Family and Estate Records

 

How to use family and estate archives to discover evidence of your ancestor's connection to the landed classes.

What do I need to know before I start?

Try to find out:

  • name

  • where they lived

  • who owned the estate (perhaps using a valuation roll)

  • what their connection was to the estate

​What records can I find in the Mitchell:  Glasgow City Archives?

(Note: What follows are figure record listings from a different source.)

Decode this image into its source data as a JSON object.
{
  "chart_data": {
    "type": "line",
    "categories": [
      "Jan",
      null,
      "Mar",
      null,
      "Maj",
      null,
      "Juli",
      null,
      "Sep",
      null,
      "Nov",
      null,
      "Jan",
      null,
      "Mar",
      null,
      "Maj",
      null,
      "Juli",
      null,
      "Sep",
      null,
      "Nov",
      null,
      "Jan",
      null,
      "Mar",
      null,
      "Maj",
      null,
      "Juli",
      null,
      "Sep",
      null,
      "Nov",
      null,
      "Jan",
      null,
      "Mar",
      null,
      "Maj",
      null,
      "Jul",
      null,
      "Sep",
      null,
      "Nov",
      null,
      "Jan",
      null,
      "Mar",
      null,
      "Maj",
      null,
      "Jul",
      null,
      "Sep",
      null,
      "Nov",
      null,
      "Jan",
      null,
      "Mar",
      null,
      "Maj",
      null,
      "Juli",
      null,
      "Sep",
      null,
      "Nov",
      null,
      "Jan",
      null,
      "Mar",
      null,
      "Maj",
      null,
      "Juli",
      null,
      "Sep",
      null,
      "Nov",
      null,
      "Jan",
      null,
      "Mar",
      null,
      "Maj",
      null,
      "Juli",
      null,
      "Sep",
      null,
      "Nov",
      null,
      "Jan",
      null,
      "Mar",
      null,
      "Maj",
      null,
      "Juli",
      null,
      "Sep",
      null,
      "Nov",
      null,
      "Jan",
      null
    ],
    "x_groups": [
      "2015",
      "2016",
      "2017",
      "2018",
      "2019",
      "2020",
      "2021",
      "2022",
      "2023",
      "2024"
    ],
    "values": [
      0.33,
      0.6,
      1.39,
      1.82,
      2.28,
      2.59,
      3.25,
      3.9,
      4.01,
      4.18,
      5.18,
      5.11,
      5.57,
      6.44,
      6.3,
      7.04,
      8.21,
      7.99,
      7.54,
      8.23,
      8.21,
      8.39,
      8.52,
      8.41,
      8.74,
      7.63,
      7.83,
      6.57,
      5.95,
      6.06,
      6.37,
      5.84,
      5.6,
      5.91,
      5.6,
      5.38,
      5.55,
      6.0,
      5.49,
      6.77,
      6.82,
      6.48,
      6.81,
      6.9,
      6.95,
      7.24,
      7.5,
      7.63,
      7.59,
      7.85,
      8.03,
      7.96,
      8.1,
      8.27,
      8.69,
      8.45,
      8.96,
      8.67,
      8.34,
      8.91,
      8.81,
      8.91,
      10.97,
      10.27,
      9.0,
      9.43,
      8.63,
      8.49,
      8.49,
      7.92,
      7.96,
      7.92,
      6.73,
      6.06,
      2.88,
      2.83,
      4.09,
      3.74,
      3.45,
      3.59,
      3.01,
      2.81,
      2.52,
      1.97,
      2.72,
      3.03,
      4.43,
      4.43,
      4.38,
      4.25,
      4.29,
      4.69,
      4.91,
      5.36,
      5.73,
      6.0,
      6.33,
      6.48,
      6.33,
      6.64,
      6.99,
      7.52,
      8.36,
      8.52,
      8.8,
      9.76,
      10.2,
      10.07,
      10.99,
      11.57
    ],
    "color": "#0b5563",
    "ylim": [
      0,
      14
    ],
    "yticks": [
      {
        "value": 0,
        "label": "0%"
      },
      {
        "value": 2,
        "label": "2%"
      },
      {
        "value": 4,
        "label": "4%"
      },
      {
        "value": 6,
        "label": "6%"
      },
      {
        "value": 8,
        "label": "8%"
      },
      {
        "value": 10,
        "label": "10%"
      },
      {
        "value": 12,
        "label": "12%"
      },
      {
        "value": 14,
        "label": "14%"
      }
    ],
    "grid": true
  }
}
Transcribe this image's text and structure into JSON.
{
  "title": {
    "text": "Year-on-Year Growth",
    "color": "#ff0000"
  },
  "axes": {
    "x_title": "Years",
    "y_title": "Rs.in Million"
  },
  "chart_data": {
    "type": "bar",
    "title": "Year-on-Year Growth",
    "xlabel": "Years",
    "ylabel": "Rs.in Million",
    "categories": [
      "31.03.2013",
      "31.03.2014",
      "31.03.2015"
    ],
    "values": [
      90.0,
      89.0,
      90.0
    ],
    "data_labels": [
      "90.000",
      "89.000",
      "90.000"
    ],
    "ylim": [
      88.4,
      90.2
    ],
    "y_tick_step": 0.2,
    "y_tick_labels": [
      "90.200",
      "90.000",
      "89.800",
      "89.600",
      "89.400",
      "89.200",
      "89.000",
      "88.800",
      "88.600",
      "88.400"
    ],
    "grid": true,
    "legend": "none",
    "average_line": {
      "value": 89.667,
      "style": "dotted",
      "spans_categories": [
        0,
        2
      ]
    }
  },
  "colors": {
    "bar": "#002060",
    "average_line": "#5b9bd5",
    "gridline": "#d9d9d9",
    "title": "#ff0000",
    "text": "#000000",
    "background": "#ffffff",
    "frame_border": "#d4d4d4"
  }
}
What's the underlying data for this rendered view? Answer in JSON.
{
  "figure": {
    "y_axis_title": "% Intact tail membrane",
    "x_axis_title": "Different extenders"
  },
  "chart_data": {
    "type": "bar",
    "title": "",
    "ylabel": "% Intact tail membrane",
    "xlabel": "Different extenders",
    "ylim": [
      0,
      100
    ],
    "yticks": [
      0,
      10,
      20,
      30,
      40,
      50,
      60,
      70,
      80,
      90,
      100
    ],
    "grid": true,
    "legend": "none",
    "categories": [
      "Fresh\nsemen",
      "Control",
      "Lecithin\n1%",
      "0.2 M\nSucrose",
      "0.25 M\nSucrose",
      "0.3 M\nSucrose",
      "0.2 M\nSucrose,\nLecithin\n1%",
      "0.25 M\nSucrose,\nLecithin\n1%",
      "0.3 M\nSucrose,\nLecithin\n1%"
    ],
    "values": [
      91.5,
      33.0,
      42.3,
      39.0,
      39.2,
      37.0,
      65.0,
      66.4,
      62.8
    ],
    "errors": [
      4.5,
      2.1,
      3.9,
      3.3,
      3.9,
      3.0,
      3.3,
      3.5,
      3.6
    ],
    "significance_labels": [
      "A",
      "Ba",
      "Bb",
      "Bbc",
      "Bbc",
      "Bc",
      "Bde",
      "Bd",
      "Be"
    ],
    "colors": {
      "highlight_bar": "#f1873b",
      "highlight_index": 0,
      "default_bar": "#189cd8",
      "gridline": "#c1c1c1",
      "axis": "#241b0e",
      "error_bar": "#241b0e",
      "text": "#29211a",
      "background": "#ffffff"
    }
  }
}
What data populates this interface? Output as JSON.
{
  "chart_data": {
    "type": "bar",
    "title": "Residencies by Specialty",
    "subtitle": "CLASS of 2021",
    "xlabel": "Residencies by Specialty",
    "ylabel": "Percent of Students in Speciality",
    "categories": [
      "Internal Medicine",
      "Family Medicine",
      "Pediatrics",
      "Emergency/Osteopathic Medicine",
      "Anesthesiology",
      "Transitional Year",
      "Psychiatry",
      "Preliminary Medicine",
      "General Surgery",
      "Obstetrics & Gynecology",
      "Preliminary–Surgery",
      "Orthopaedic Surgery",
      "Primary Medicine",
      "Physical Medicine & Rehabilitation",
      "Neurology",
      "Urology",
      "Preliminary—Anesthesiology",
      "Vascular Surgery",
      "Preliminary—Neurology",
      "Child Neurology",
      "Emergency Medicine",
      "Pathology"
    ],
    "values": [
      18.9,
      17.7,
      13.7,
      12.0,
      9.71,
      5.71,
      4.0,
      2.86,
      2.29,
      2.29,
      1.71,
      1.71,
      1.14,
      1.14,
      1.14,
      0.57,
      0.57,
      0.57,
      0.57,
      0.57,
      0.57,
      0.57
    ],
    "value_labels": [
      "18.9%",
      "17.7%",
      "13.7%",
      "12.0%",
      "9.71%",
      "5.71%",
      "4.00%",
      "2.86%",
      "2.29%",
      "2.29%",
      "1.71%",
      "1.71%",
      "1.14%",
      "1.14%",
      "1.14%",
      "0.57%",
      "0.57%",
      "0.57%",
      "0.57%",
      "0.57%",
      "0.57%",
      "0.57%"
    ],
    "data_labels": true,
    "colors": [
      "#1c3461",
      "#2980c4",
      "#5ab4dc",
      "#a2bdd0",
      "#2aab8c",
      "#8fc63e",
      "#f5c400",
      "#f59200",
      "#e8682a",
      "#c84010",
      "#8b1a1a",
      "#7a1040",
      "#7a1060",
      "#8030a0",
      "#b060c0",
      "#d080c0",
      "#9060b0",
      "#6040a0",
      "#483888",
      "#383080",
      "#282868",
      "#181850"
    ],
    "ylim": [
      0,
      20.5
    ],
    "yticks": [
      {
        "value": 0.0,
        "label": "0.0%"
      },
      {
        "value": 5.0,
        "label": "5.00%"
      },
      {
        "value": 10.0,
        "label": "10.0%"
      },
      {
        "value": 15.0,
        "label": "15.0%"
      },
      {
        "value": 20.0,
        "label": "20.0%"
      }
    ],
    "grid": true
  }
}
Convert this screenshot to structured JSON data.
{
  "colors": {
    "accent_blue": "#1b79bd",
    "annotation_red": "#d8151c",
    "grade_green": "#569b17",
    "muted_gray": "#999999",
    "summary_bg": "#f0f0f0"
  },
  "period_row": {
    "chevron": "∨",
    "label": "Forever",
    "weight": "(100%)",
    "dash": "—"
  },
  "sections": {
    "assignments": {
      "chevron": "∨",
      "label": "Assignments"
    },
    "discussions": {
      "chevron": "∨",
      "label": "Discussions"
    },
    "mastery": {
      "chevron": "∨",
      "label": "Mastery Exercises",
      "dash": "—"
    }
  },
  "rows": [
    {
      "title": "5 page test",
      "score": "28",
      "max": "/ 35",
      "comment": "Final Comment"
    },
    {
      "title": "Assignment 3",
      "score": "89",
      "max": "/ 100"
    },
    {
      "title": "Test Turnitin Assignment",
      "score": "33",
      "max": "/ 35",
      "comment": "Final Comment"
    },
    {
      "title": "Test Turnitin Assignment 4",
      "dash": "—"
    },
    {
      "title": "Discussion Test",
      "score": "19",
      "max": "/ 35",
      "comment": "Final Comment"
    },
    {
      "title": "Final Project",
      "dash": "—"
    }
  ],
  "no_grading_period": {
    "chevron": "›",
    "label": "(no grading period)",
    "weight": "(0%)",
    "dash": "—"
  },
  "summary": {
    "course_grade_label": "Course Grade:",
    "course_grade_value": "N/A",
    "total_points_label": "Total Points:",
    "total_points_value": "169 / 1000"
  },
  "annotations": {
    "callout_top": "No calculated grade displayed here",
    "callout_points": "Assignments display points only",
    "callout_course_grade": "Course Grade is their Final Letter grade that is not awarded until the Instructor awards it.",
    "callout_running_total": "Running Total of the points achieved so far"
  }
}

The archives of landed families and their estates are a wonderful source of information for family historians, particularly before the introduction of civil registration in 1855.  Rich with the family history of the owners of the estates, they often also offer vital evidence of their tenants, those who worked for them, or in their role in managing local affairs.

 

The City Archives holds a large number of collections of family and estate papers for areas across a large part of Scotland. The following lists just some of the collections: 

  • Blythswood Estate, Glasgow and Renfrew, 1662-20th century

  • Campbell of Succoth and Garscube, Glasgow and Dunbartonshire, 1533-1965

  • Colquhoun of Luss, Dunbartonshire, 1188-20th century​

  • Cochrane-Baillie of Lamington, Lanarkshire, 19th-20th century

  • Crum Family Papers, Thornliebank, Renfrewshire, 1782-1960

  • ​​Hamilton Family of Barns, Old Kilpatrick, Dunbartonshire, 1537-1827

  • Houston of Johnstone, Renfrewshire, 1664-1951

  • Islay Estate, Islay, Argyllshire, 1741-1966

  • Lennox Family of Woodhead, Dunbartonshire, 1421-1960

  • Maxwells of Pollok, Glasgow and Renfrew, c1200-1975

  • Ramsay of Kildalton, Islay, Argyllshire, 1707-1984

  • Speirs of Elderslie, Renfrewshire and Dunbartonshire, 1561-1999

  • Stirling of Keir and Cadder, Dunbartonshire and Perthshire, 1338-c 1940s

 

The types of records available and their content can vary enormously depending on the collection.  These are some examples of what you might help you find that elusive ancestor:

  • rent rolls – do not always name tenants, but the best include names, year lease began, its duration

  • tacks or leases

  • valuations of estates

  • wages and other details of those who worked on the estate or for the family

  • factor’s correspondence – may include letters from tenants

  • evidence of the sale of all or parts of estates in the 18th and 19th centuries, including feuing registers and feuing maps

  • management of local affairs, including militia, lieutenancy, poor relief, churches, freeholders and voters

​What records can I see online?

There are no records online.

What records can I see elsewhere?

Glasgow University Archives holds later records for the Garscube estate

What other sources will help me find information?

Websites

The National Register of Archives and the National Register of Archives for Scotland list the location of archive collections for the UK and Scotland.

 

Books 

Loretta Timperley, A Directory of Landownership in Scotland c 1770, (Scottish Record Society, 1976).  

Use this to establish who owns the estate where your ancestor lives (available in the Archives searchroom).